BÜNDNIS 90/DIE GRÜNEN bei Demo gegen Braunkohleabbau in der Egelner Südmulde - "300 Meter tiefe Braunkohlelöcher sind der falsche Weg"
Rund 200 Menschen haben heute auf dem Magdeburger Domplatz gegen den drohenden Abbau von Braunkohle in der Egelner Mulde demonstriert. Vertreter der Bürgerinitiative, Landwirte, Umweltschützer und Politiker bekräftigten ihr Nein gegen das Vorhaben der Mitteldeutschen Braunkohlengesellschaft (Mibrag), neue Mondlandschaften zu schaffen. Christina Weigel, Mitglied des Landesvorstandes von BÜNDNIS 90/DIE GRÜNEN, dankte in ihrer Rede den Demo-Teilnehmern. "Dank für ihr Engagement, für die Kraft und den Mut, neue Braunkohlelöcher zu verhindern."
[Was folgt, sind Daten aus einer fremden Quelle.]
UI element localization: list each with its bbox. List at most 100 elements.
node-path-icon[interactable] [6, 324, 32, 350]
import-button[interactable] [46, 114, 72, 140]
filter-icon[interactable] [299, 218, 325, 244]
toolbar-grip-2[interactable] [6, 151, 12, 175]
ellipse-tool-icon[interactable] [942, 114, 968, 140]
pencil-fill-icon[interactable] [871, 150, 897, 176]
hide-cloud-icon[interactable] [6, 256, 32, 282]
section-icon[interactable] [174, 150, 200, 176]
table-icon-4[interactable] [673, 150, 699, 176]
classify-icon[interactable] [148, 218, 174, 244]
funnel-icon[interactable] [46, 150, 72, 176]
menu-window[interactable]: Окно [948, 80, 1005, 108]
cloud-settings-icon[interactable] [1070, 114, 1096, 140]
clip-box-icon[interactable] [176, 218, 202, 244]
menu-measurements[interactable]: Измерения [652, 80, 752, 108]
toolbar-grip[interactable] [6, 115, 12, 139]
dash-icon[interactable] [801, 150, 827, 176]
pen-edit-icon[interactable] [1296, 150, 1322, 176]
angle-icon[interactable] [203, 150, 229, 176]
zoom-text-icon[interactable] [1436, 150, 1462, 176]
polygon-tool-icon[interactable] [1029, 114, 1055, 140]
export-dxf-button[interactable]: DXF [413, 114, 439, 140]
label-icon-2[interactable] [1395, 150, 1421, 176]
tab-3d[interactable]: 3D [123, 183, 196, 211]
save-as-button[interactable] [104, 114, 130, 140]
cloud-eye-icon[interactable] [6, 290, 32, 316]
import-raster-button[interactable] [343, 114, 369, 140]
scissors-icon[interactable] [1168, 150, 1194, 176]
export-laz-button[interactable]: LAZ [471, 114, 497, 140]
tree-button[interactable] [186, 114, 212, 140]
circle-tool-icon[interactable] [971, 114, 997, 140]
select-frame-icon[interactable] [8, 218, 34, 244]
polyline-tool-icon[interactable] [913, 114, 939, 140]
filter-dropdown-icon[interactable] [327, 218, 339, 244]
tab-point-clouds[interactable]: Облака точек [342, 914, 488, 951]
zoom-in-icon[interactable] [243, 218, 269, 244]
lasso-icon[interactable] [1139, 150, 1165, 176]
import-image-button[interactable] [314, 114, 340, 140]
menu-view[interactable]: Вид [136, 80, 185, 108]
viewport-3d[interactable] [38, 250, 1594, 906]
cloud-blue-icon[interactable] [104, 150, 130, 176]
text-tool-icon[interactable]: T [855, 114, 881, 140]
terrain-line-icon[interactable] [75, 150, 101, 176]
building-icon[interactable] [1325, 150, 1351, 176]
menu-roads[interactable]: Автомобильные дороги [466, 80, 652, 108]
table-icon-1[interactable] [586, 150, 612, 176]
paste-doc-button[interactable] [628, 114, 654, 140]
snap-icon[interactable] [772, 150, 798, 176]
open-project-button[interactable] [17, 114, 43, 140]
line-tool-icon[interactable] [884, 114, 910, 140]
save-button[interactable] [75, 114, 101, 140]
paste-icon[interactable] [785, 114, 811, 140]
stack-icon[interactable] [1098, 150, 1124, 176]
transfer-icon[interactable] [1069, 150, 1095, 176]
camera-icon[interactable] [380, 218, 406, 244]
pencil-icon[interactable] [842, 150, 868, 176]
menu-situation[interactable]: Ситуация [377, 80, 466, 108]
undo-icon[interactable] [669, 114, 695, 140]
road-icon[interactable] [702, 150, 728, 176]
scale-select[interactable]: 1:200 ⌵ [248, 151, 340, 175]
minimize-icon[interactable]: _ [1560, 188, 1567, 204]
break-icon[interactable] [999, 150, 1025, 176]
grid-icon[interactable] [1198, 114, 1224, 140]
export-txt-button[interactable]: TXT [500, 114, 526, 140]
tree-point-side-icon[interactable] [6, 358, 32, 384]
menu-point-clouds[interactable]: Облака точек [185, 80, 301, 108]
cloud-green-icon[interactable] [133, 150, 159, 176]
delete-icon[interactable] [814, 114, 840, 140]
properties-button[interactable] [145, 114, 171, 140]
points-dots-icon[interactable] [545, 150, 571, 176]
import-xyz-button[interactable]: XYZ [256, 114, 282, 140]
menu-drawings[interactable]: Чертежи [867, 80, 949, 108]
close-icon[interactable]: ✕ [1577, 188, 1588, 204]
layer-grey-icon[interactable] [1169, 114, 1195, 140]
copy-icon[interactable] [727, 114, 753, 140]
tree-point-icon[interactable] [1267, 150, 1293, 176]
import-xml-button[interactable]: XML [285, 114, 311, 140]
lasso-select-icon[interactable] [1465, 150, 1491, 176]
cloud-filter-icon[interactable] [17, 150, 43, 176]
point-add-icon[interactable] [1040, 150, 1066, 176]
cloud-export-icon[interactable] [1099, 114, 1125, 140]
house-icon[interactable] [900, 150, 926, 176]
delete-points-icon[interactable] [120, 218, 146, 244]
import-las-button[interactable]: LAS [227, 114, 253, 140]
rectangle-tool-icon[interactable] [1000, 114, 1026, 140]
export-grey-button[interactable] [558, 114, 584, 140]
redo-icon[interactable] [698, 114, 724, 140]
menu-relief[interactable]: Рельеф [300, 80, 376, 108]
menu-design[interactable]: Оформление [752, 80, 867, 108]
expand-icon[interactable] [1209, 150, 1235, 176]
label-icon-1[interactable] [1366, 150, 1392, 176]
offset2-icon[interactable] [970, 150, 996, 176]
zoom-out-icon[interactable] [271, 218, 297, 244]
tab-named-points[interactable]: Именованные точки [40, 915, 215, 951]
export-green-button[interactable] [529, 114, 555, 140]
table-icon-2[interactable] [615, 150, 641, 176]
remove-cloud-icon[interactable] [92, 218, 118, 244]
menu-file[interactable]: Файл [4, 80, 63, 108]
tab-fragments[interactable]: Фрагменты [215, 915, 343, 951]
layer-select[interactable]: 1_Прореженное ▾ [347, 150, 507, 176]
Weigel, Mitglied im neugewählten Kreistag Salzland, sagte: "Eben unser Landkreis ist neben dem Burgenlandkreis von den wahnwitzigen Braunkohletagebauplänen der Mibrag betroffen. Es ist unser Kreis, unser Lebensraum - unsere Heimat. Es ist die Erde, die uns am Herzen liegt und von der wir leben." Weigel verwies darauf, dass die Stromerzeugung durch Braunkohle mehr als doppelt soviel Kohlendioxid ausstößt wie moderne Gaskraftwerke. "Im Hinblick auf künftige Generationen ist es um so wichtiger, neue, klimafreundlichere Wege als in der Vergangenheit zu gehen. 300 Meter tiefe Braunkohlelöcher sind der falsche Weg. Braunkohleverstromung ist die klimafeindlichste aller Energieerzeugungen!" Neue Braunkohletagebau würden nicht nur für das Klima schädliche Auswirkungen haben. Weigel: "Ganze Naturschutzgebiete sind durch die Absenkung des Grundwassers bedroht, so das Naturschutzgebiet Hakel und das Biosphärenreservat Mittlere Elbe.
Als Mitglied im Aktionsbündnis "Zukunft statt Braunkohle" haben BÜNDNIS 90/DIE GRÜNEN die Bürgerinitiativen in der Egelner Mulde sowie in Röcken und Sössen von Anfang an unterstützt.